A heavy ChatGPT user might have 2,000+ conversations. Parsing is fast, but running 100+ LLM inference calls through Kael takes time (30s-2min per batch). Background processing with polling keeps the UX responsive.

Why Batch, Not Stream

We need cross-conversation aggregation. A user mentioning "Python" in 50 conversations is different signal than mentioning it once. Batching lets us aggregate before presenting results.

Why Local Models Only

  • Zero marginal cost per import (Kael is already running)
  • No data leaves the infrastructure
  • No rate limits or API quotas
  • Privacy is the selling point -- can't undermine it by sending data to OpenAI/Anthropic for analysis

Why Review Before Commit

  • Trust building: users see exactly what was extracted
  • Error correction: LLM extraction isn't perfect, users can fix mistakes
  • Privacy control: users might not want certain facts stored
  • Legal: explicit consent before data processing

Why Temporary Raw Storage

import_conversations stores the full normalized conversations during processing, then gets cleaned up after commit.
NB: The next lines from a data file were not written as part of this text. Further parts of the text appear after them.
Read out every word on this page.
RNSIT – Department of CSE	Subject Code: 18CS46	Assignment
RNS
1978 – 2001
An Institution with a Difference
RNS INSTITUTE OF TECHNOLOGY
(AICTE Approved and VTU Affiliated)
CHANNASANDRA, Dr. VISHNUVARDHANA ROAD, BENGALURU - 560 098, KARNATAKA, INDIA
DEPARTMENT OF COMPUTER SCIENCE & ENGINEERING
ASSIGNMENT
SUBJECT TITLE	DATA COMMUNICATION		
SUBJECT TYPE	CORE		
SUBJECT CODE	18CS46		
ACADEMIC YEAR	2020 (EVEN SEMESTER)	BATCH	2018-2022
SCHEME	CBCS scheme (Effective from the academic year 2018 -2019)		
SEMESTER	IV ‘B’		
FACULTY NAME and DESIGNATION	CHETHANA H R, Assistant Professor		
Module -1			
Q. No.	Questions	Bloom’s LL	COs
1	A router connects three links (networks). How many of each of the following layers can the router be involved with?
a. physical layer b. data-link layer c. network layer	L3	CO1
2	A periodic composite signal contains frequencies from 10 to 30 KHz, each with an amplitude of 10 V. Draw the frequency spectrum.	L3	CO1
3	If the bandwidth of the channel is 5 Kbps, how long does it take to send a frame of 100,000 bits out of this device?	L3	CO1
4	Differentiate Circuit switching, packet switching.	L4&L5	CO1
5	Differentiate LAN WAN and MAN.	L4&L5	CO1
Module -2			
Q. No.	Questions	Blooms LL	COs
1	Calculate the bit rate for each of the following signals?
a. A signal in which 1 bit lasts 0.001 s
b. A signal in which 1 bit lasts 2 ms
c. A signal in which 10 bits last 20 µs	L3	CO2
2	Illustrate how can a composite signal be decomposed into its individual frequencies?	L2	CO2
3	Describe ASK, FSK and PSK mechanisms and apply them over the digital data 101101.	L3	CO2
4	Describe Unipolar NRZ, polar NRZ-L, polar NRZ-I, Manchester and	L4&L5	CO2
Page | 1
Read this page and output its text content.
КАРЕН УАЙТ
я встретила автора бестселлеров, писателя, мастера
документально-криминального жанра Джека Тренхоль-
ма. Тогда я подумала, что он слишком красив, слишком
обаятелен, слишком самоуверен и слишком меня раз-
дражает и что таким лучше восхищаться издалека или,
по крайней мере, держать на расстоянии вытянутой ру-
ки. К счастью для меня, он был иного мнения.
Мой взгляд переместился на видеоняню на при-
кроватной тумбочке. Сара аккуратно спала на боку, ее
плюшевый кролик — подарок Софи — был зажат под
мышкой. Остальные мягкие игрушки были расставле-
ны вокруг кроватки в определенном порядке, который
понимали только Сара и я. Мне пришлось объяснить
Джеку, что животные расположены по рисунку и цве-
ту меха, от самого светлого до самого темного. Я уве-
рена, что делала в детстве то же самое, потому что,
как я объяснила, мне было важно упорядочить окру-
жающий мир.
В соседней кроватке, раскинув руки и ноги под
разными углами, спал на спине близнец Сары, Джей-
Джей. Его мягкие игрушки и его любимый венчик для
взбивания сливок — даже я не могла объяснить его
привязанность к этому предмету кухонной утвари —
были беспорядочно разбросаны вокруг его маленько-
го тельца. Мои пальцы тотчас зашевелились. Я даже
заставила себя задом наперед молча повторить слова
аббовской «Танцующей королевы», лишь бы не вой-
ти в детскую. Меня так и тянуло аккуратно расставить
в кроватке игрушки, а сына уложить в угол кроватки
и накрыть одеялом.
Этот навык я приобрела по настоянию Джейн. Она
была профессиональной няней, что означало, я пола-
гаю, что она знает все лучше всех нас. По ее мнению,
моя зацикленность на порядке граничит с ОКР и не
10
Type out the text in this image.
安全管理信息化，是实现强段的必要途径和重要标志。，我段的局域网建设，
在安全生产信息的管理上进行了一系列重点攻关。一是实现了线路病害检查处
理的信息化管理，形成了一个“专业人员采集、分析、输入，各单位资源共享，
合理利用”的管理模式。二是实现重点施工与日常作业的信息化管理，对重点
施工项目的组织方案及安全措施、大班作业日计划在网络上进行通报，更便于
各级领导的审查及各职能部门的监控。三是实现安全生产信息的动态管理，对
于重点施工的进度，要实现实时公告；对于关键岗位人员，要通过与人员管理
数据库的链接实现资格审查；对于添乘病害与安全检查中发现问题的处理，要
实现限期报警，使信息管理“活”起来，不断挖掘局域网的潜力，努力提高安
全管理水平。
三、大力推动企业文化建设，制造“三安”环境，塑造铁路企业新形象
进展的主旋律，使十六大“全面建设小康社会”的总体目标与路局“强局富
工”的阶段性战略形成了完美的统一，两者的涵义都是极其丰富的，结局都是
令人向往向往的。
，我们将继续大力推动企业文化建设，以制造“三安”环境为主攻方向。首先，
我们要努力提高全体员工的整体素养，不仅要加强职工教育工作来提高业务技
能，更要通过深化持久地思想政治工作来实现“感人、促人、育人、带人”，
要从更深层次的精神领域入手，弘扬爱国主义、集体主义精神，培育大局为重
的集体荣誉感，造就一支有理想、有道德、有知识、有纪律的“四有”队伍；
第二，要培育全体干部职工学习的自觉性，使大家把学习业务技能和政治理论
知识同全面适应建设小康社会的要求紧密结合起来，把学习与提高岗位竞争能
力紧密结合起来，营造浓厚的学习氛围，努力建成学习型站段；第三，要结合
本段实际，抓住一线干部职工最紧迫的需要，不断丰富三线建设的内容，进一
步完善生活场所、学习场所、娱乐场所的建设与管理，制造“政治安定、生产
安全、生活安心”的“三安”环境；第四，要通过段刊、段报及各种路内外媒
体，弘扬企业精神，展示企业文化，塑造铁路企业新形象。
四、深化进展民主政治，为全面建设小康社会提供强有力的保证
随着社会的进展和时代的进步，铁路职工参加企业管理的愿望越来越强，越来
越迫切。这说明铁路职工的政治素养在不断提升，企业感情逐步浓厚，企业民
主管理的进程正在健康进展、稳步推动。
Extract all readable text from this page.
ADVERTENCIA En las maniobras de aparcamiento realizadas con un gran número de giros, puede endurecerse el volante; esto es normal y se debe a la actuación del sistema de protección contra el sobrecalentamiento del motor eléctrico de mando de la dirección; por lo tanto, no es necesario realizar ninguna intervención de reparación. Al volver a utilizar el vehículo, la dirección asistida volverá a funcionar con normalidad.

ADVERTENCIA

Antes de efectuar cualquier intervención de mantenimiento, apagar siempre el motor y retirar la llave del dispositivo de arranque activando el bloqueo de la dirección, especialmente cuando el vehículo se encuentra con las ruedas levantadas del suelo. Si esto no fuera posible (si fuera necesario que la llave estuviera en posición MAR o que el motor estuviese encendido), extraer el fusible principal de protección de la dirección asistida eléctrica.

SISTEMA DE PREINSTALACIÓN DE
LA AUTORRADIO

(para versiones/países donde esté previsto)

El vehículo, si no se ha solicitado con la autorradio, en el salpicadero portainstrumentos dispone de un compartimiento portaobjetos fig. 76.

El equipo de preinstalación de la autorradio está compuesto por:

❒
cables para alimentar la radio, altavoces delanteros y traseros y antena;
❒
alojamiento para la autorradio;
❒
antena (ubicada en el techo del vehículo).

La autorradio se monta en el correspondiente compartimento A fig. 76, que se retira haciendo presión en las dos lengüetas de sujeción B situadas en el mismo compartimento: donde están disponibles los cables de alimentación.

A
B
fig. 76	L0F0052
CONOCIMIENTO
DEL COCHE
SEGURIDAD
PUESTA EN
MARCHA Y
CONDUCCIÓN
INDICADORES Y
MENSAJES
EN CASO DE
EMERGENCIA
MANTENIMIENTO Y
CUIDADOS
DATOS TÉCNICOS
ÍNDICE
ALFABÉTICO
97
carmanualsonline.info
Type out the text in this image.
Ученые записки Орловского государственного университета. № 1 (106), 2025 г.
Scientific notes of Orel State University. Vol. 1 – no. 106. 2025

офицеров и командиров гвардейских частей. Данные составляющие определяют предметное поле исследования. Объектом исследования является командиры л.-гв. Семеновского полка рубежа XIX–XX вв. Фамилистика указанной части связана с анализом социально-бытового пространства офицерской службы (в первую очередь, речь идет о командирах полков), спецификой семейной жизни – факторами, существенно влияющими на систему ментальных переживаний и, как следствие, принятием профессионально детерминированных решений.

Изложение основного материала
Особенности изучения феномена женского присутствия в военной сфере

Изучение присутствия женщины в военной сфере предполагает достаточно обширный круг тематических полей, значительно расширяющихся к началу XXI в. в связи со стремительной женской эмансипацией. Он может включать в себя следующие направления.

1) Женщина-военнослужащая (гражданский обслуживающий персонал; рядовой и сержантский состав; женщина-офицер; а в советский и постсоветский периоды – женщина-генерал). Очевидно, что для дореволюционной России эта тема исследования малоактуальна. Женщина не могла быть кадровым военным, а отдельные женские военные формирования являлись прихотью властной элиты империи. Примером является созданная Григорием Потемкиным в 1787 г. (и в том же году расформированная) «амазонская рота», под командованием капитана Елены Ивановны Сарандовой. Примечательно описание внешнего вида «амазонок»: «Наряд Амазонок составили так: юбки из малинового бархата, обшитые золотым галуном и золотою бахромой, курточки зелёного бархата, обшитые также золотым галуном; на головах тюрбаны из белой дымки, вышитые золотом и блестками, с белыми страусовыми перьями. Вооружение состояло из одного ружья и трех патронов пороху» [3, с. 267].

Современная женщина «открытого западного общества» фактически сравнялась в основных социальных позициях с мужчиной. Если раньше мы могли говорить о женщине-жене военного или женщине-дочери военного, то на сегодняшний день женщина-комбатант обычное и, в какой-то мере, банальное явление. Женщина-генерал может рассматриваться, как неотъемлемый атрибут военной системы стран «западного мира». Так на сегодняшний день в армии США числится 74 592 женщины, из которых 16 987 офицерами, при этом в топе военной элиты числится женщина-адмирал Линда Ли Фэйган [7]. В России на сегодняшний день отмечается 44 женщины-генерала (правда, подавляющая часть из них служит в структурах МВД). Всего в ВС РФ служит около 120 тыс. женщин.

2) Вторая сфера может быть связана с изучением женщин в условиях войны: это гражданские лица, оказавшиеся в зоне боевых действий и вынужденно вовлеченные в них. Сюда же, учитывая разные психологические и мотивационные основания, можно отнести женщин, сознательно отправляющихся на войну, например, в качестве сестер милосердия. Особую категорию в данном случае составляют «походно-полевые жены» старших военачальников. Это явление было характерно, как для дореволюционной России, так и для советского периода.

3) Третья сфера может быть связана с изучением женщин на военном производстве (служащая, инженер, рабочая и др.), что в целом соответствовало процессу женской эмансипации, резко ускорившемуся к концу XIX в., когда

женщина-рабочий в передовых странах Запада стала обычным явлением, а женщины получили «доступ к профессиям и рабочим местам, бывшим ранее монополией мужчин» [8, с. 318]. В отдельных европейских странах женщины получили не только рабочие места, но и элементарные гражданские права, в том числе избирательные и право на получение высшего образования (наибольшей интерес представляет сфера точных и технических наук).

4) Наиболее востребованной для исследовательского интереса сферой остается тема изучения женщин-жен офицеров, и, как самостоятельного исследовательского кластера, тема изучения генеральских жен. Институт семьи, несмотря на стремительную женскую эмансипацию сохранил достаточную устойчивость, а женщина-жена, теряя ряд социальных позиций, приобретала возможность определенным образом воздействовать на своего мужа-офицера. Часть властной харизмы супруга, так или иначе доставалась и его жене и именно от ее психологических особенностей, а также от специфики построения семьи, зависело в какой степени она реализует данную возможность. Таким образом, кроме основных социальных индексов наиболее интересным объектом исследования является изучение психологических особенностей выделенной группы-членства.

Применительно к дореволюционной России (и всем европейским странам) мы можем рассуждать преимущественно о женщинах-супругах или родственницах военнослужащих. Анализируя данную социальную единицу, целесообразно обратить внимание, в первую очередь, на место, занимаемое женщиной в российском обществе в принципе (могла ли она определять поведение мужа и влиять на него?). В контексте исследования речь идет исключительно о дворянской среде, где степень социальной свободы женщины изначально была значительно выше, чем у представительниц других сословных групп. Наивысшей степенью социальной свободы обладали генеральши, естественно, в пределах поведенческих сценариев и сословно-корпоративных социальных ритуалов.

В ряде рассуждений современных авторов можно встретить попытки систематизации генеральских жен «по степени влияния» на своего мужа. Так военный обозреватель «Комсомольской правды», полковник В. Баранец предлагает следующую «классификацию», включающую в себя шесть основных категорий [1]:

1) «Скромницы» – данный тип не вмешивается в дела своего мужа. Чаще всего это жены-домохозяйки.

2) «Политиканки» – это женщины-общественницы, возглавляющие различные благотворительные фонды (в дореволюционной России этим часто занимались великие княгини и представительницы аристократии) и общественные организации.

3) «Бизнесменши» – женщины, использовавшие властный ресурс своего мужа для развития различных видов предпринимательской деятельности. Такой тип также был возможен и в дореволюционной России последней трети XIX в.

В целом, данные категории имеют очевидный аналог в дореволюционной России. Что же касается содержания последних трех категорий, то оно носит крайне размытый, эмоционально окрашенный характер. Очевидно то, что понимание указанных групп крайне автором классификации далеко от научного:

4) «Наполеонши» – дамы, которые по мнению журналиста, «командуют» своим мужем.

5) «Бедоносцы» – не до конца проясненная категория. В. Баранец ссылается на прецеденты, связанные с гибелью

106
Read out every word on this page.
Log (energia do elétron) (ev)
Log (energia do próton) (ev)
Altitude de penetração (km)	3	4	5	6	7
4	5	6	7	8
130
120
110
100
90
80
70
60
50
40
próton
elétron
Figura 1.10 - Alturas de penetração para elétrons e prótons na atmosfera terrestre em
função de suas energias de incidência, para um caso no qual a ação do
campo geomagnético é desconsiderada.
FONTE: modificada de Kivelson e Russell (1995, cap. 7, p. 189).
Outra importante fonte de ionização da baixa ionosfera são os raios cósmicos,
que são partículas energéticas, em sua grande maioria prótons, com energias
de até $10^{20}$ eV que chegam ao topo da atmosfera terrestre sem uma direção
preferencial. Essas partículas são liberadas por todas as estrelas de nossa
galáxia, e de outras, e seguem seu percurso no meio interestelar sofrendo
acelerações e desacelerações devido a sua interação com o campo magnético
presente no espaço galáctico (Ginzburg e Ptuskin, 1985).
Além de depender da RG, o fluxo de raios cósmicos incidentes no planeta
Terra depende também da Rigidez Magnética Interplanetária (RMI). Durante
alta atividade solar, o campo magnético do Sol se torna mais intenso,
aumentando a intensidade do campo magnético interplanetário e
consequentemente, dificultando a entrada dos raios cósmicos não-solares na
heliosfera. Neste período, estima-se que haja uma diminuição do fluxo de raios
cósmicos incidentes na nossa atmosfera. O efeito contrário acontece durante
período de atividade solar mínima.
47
We don't keep raw chat history -- only the extracted intelligence. This is a privacy feature, not a limitation.


Risk Mitigation

Risk Mitigation
ChatGPT changes export format Parser is isolated; update one class. Community tracks format changes.
Large exports (10k+ conversations) Chunking + streaming parse. Set upload size limits. Progress indicators.
Kael overload during bulk imports Queue imports, process one at a time per tenant. Rate limit the endpoint.
Low extraction quality Confidence scores + user review. Iterate on prompts. Track approval rates to improve.
Users upload non-chat ZIP files Validate format before processing. Clear error messages.
Duplicate imports Check for existing import from same provider with similar conversation count. Warn user.

Success Metrics

  • Import completion rate: % of uploads that reach "committed" status
  • Approval rate: % of extracted items approved (target: >80%)
  • Time to first connection: minutes from upload to MCP client connection
  • Retention: do imported users stay active vs organic signups?
  • Conversation coverage: what % of conversations yield useful extraction?